I would direct some of our attention to efforts such as, https://www.kaine.senate.gov/press-releases/kaine-colleagues-introduce-bill-to-require-supreme-court-to-adopt-binding-and-enforceable-code-of-ethics , May 30 2025 - Kaine, Colleagues Introduce Bill to Require Supreme Court to Adopt Binding and Enforceable Code of Ethics. Decades ago, I tried to hold some local elected representatives in contempt of their formal duties. The attorneys in the area took interest, and they made it clear to me that, at that time, elected and many appointed officials were in only few ways accountable to the people. I prepared a careful, factually and legally supported draft showing willful negligence, and presented it publicly. Not anyone reproached me, but while not anyone joined me in working it into a formal legal action, the transparency which it afforded many others among the participating public used it to leverage change in the way the public officials then worked on the policy issue. The policy outcomes finally achieved aligned much more with the public interests involved and proved to be useful public policy to this day.
Accountability is something we must have with respect to the conduct of the Justices and with respect to their adherence to the Constitution, to its interpretation, to our agency as a self-governing people. Decisions such as Trump v. Wilcox make it clearly necessary that we create durable and constitutional tools for ourselves to effectively effect and enforce constitutionally responsible review by the Court. Likewise in re to the other Court cases reviewed in the Brennan Center discussion.
As you note here and as the Brennan Center panel discussion made apparent:
"In this term, the far-right majority on the Supreme Court has made rulings that show that they are a threat to the rule of law.
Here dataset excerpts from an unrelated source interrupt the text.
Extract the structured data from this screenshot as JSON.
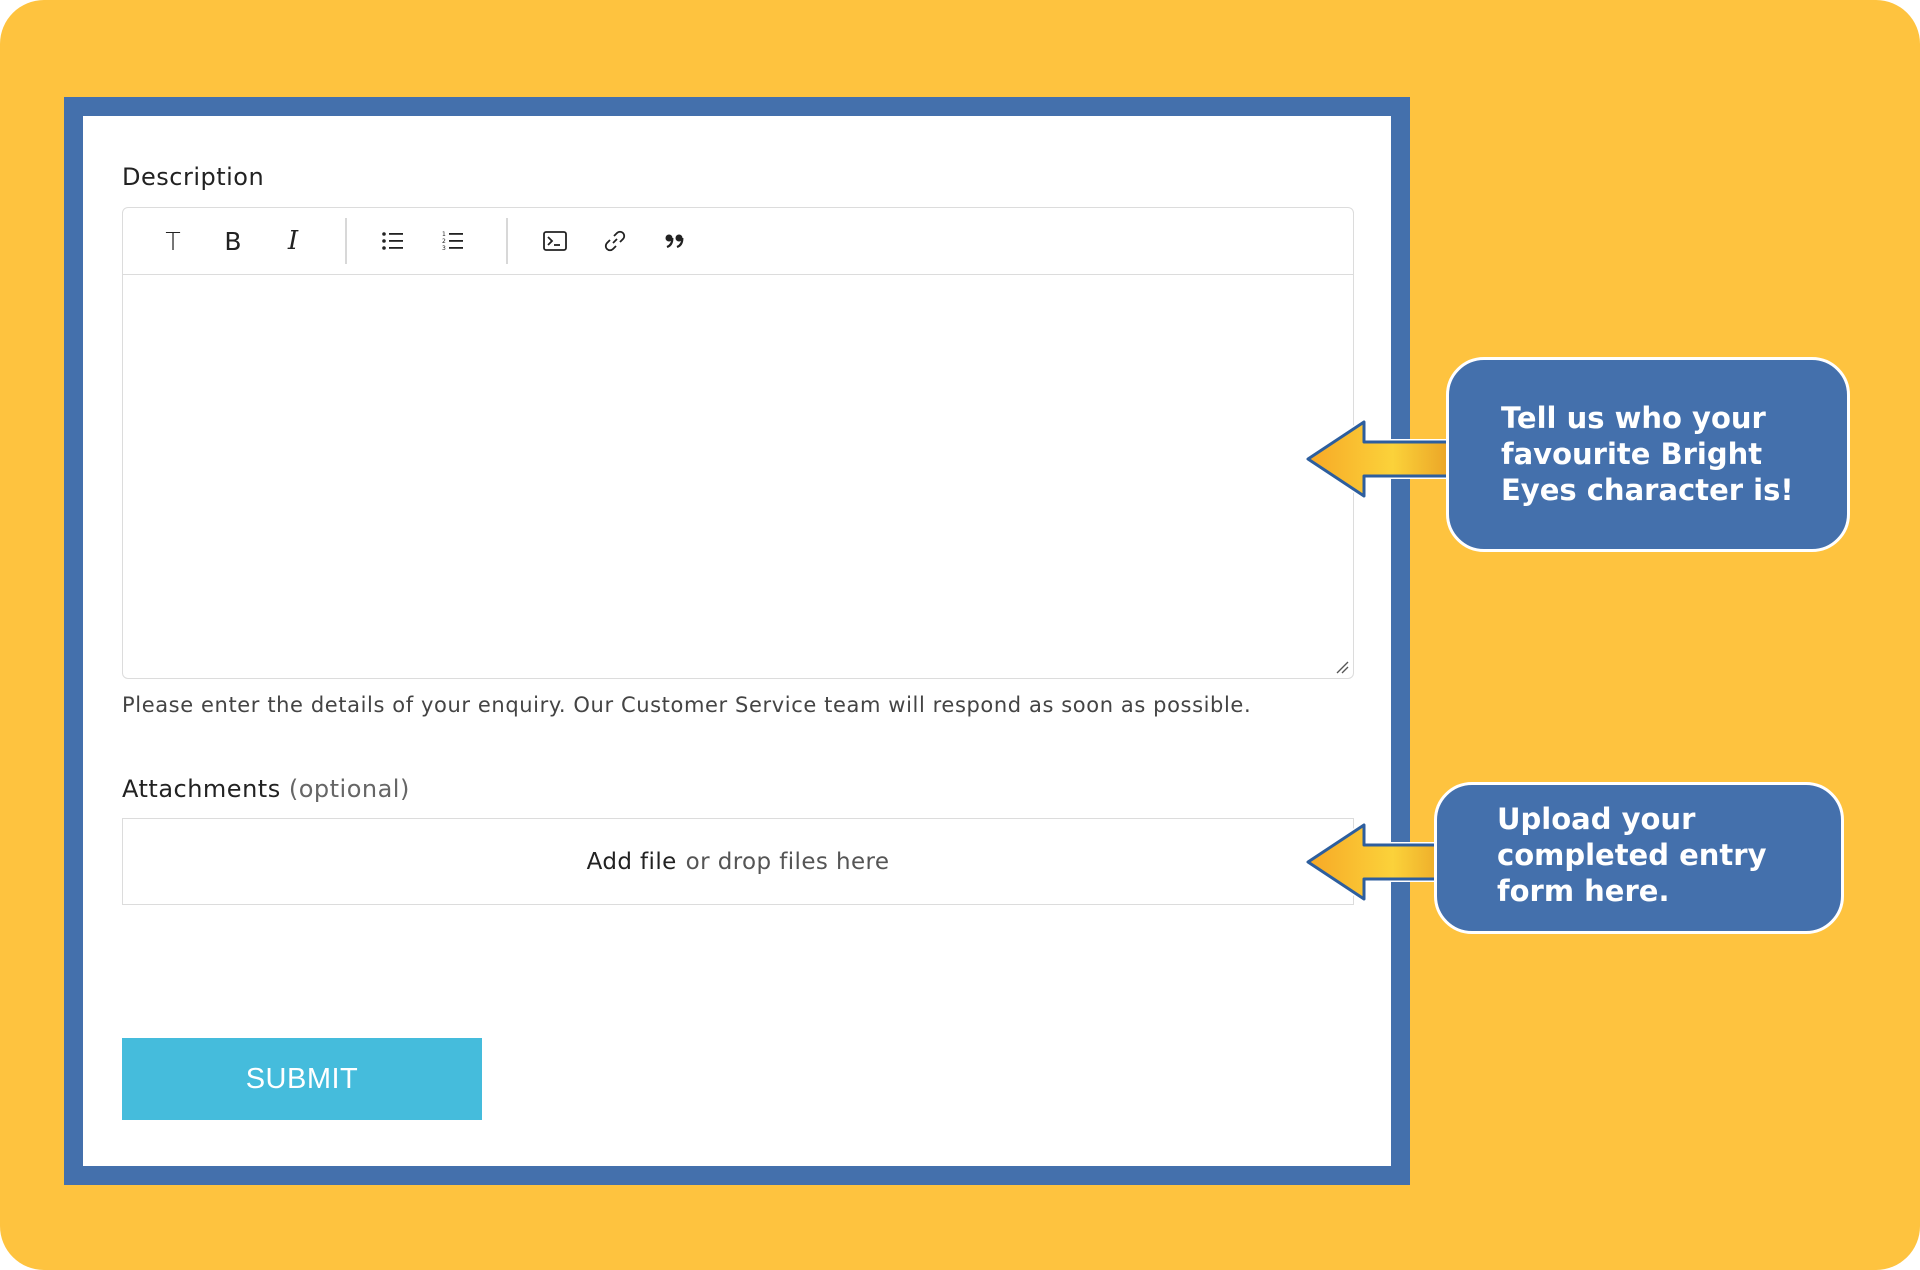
{
  "form": {
    "description_label": "Description",
    "help_text": "Please enter the details of your enquiry. Our Customer Service team will respond as soon as possible.",
    "attachments_label": "Attachments",
    "attachments_optional": "(optional)",
    "dropzone_add_file": "Add file",
    "dropzone_rest": "or drop files here",
    "submit_label": "SUBMIT"
  },
  "toolbar": {
    "items": [
      {
        "icon": "text-style-icon",
        "glyph": "T"
      },
      {
        "icon": "bold-icon",
        "glyph": "B"
      },
      {
        "icon": "italic-icon",
        "glyph": "I"
      },
      {
        "icon": "bulleted-list-icon"
      },
      {
        "icon": "numbered-list-icon"
      },
      {
        "icon": "code-block-icon"
      },
      {
        "icon": "link-icon"
      },
      {
        "icon": "quote-icon"
      }
    ]
  },
  "callouts": [
    {
      "text": "Tell us who your favourite Bright Eyes character is!"
    },
    {
      "text": "Upload your completed entry form here."
    }
  ],
  "colors": {
    "background": "#FEC33F",
    "frame": "#4470AC",
    "submit": "#45BCDC",
    "callout": "#4470AC"
  }
}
Cecilia Wong reminded us to 'use whatever tools you have at your disposal to make your voice heard because Supreme Court litigation is just a small piece of our overall strategies in the civil rights movement.'
Joyce Vance encouraged us to use our voice to be the 'counterbalance that the judiciary needs if push comes to shove to hold the executive branch in line.' The government will react to public outcry, like in the case of lack of due process for Kilmar Ábrego García, who is now home. 'You have a say in the future of the country if you are willing to exercise your voice.'
I encourage everyone to open their eyes to the reality that we are in a moment where not just the executive branch but the Supreme Court is a potential threat to the rule of law."
We have to learn to better assert our constitutional agency and to do so very consciously and conscientiously.